In case the publication of our open letter should be of interest to you please contact Mr.Kesty at 003679420908, head of our International Major Dept.
Thank you. Zoltan Lemhenyi, General Secretary
Jeff Kell - 1/17/2003
Okay......I agree he ideally SHOULD have dealt with his health problems in other ways....however as a sufferer of Celiac I know full well two things:one, he was never ever for a single solitary moment told the truth about the diet he should have followed because the medical profession was--and remains generally today---far too incompetent in the proper assessment of such a disease. Secondly, he did the best he could under such a situation which was rife with ignrorance and a pharmaceutical bent.
The other thing I know is that his Catholicism tended to make him philosophically a fatalist with regard to the issue of life and death, and that his statement that "Life is unfayyyyahhh" and the statement that followed:"some people are sick while others are wayell- arose out of his Celiac Disease. I know full well the frustration when common grain proteins found in common foods create the disease process of Celiac.
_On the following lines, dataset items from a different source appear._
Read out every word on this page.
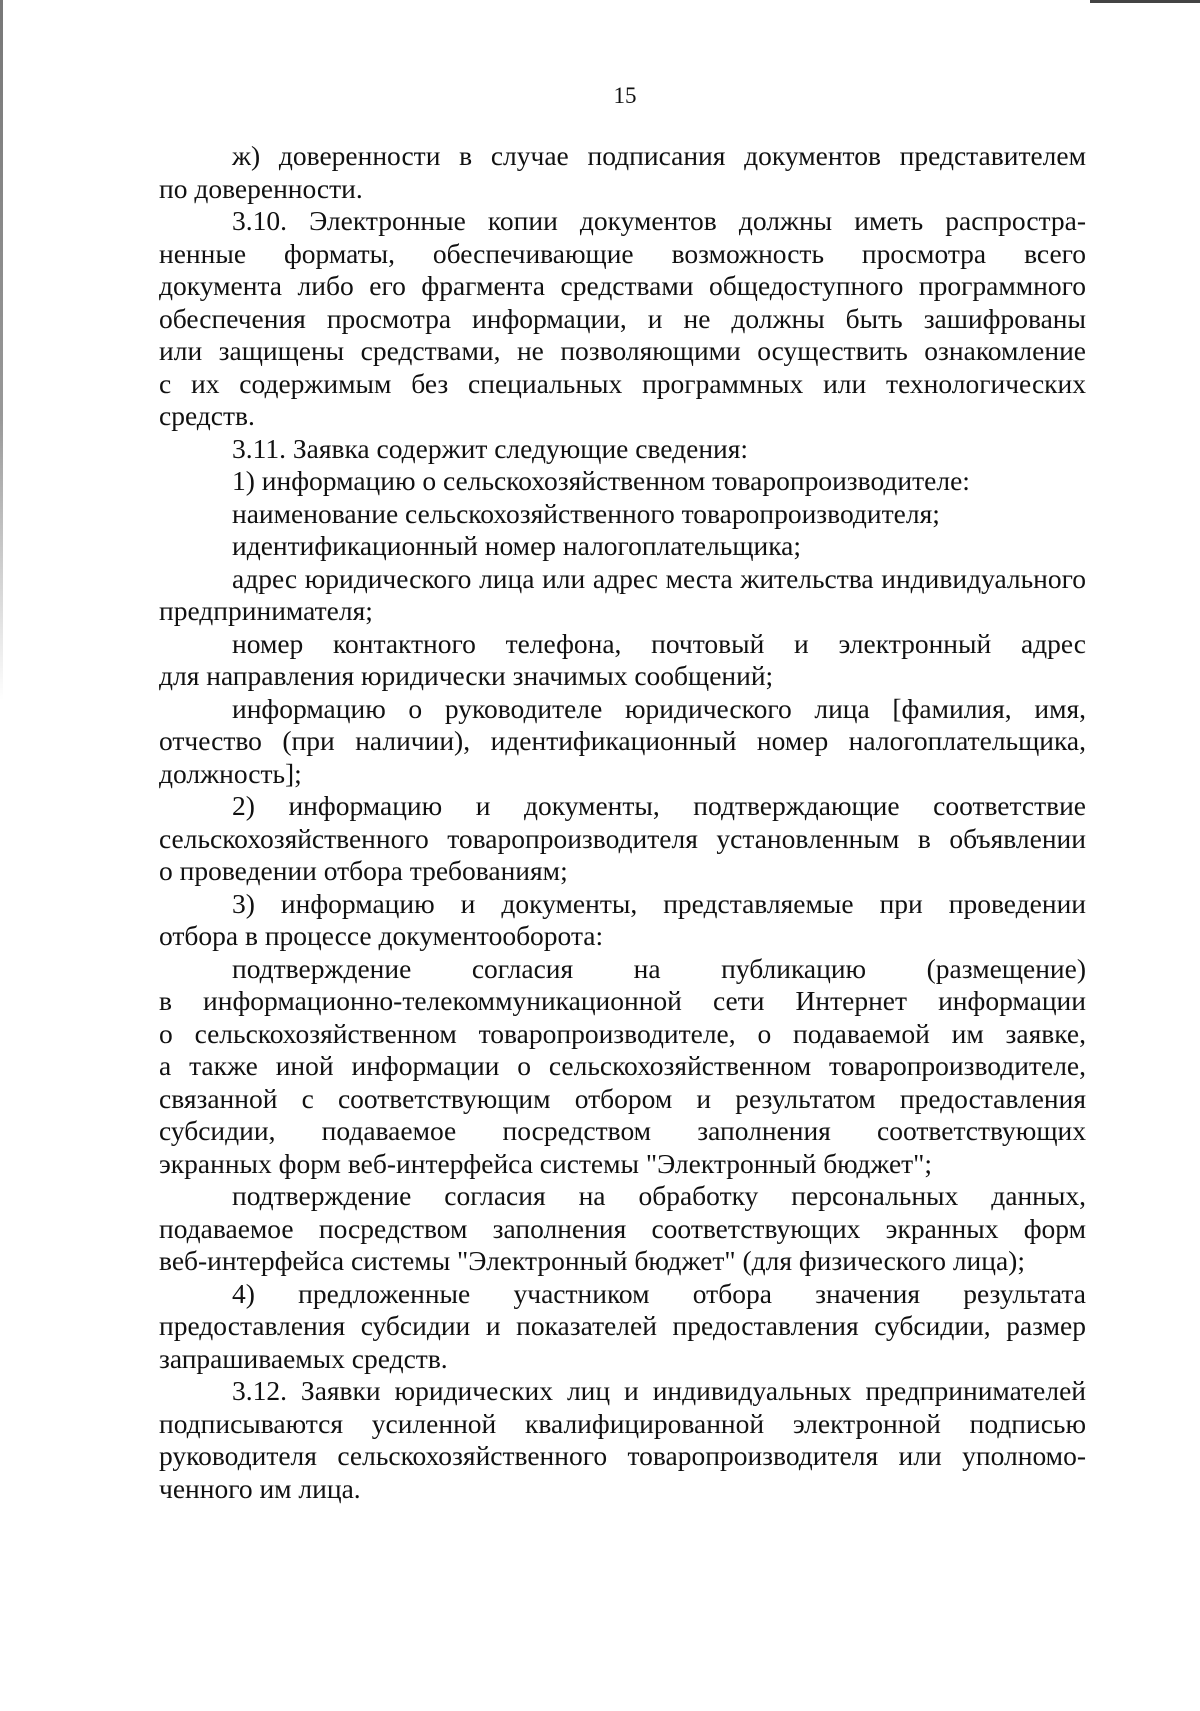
15
ж) доверенности в случае подписания документов представителем
по доверенности.
3.10. Электронные копии документов должны иметь распростра-
ненные форматы, обеспечивающие возможность просмотра всего
документа либо его фрагмента средствами общедоступного программного
обеспечения просмотра информации, и не должны быть зашифрованы
или защищены средствами, не позволяющими осуществить ознакомление
с их содержимым без специальных программных или технологических
средств.
3.11. Заявка содержит следующие сведения:
1) информацию о сельскохозяйственном товаропроизводителе:
наименование сельскохозяйственного товаропроизводителя;
идентификационный номер налогоплательщика;
адрес юридического лица или адрес места жительства индивидуального
предпринимателя;
номер контактного телефона, почтовый и электронный адрес
для направления юридически значимых сообщений;
информацию о руководителе юридического лица [фамилия, имя,
отчество (при наличии), идентификационный номер налогоплательщика,
должность];
2) информацию и документы, подтверждающие соответствие
сельскохозяйственного товаропроизводителя установленным в объявлении
о проведении отбора требованиям;
3) информацию и документы, представляемые при проведении
отбора в процессе документооборота:
подтверждение согласия на публикацию (размещение)
в информационно-телекоммуникационной сети Интернет информации
о сельскохозяйственном товаропроизводителе, о подаваемой им заявке,
а также иной информации о сельскохозяйственном товаропроизводителе,
связанной с соответствующим отбором и результатом предоставления
субсидии, подаваемое посредством заполнения соответствующих
экранных форм веб-интерфейса системы "Электронный бюджет";
подтверждение согласия на обработку персональных данных,
подаваемое посредством заполнения соответствующих экранных форм
веб-интерфейса системы "Электронный бюджет" (для физического лица);
4) предложенные участником отбора значения результата
предоставления субсидии и показателей предоставления субсидии, размер
запрашиваемых средств.
3.12. Заявки юридических лиц и индивидуальных предпринимателей
подписываются усиленной квалифицированной электронной подписью
руководителя сельскохозяйственного товаропроизводителя или уполномо-
ченного им лица.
The thing I find most disheartening however is that the doctors involved in this, instead of using this information to benefit the living a la a quote from Jesus:"Let the dead bury their dead" instead would rather play the game which suggests they were always tied to science and the scientific method, which is as false as false can be. Besides which, valid science and conclusions can be made from the descriptions of his symptoms, an art and science lost in the development of modern medical practice and thinking.